Capt. Gerry Izzo (Super65) "NSDQ"
Nightstalkers Don't Quit
"We sleep safely in our beds because rough men stand ready in the night to visit violence on those who would harm us." George Orwell
Michael J. Durant, CW4 (Retired), USA born July 23, 1961 in Berlin, NH. He entered the United States Army in August 1979. Following basic training and AIT at the Defense Language Institute, he was assigned to the 470th Military Intelligence Group, Fort Clayton, Panama as a Spanish voice intercept operator. He was accepted and attended the Warrant Officer Basic Course followed by Primary Flight Training at Fort Rucker, Alabama. Upon appointment to WO1 in November 1983, he completed the UH60 Blackhawk Qualification Course and was assigned to the 377th Medical Evacuation Company, Seoul Korea. His next assignment was with the 101st Aviation Bn, Fort Campbell, Kentucky, where he performed duties as an instructor pilot.
Michael joined the 160th Special Operations Group on August 1, 1988. Assigned to D company, he performed duties as Flight Lead and Standardization Instructor Pilot. He participated in combat operations Prime Chance, Just Cause (Panama invasion December 1989), Desert Storm (Liberation of Kuwait in January-March 1991), and Restore Hope (Somalia in August-October 1993).
On October 3, 1993, while piloting an MH60 Blackhawk in Mogadishu, Somalia, he was shot down and held captive by hostile forces. He was released eleven days later.
He is now a Program Manager for NLX Corporation, a computer simulation company based in Sterling, Virginia. He has a Bachelor of Science degree in Professional Aeronautics and a Master of Business Administration in Aviation degree from Embry-Riddle Aeronautical University.
He is a master aviator, qualified in the UH-1 Huey, MH-6 Loach, and MH-60A, L, and K models of the Blackhawk. He has a total of 3,700 flight hours with over 1,400 under Night Vision Goggles.
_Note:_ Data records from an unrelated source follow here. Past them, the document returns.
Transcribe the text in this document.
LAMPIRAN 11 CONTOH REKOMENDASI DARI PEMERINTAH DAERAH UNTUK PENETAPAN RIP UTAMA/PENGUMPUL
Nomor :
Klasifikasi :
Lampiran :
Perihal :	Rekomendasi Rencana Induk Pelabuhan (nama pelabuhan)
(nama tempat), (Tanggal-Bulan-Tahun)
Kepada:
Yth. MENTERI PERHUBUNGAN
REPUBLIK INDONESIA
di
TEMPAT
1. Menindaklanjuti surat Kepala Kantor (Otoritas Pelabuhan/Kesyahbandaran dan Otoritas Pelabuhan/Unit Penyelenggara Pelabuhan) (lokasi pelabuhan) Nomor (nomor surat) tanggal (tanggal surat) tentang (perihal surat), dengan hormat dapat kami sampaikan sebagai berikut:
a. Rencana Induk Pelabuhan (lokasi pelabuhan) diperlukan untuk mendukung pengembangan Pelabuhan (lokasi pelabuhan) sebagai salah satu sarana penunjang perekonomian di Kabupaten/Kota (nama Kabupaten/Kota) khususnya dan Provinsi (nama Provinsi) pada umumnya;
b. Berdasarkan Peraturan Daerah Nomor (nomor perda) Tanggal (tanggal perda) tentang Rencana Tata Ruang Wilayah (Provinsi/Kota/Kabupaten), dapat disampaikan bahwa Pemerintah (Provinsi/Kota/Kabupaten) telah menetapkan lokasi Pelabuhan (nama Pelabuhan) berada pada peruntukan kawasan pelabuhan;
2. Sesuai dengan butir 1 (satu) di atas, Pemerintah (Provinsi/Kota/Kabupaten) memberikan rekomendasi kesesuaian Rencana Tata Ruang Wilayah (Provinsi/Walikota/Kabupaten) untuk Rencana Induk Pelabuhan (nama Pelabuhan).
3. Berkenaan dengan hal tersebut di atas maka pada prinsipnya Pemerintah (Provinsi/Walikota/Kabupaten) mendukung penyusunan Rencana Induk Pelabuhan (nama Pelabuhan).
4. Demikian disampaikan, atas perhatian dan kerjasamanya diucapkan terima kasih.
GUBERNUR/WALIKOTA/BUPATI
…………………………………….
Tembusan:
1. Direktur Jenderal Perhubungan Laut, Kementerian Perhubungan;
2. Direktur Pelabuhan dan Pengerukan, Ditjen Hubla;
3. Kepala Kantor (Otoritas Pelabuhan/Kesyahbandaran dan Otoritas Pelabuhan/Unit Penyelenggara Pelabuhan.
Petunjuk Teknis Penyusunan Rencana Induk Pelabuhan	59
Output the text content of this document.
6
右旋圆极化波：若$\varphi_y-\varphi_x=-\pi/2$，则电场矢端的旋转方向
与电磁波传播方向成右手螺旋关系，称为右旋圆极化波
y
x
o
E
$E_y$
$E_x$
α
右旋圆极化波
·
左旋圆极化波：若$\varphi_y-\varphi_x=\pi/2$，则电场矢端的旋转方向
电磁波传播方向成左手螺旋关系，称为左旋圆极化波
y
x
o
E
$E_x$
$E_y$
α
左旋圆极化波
Awards include the Distinguished Service Medal, the Distinguished Flying Cross with oak leaf cluster, Bronze Star with Valor device, Purple Heart, Meritorious Service Medal, three Air Medals, one with Valor device, the POW/MIA ribbon, the Army Commendation Medal with three Oak Leaf Clusters, and numerous other awards.
He and his wife Lisa are raising five children, three boys and two girls ranging in age from five to fourteen.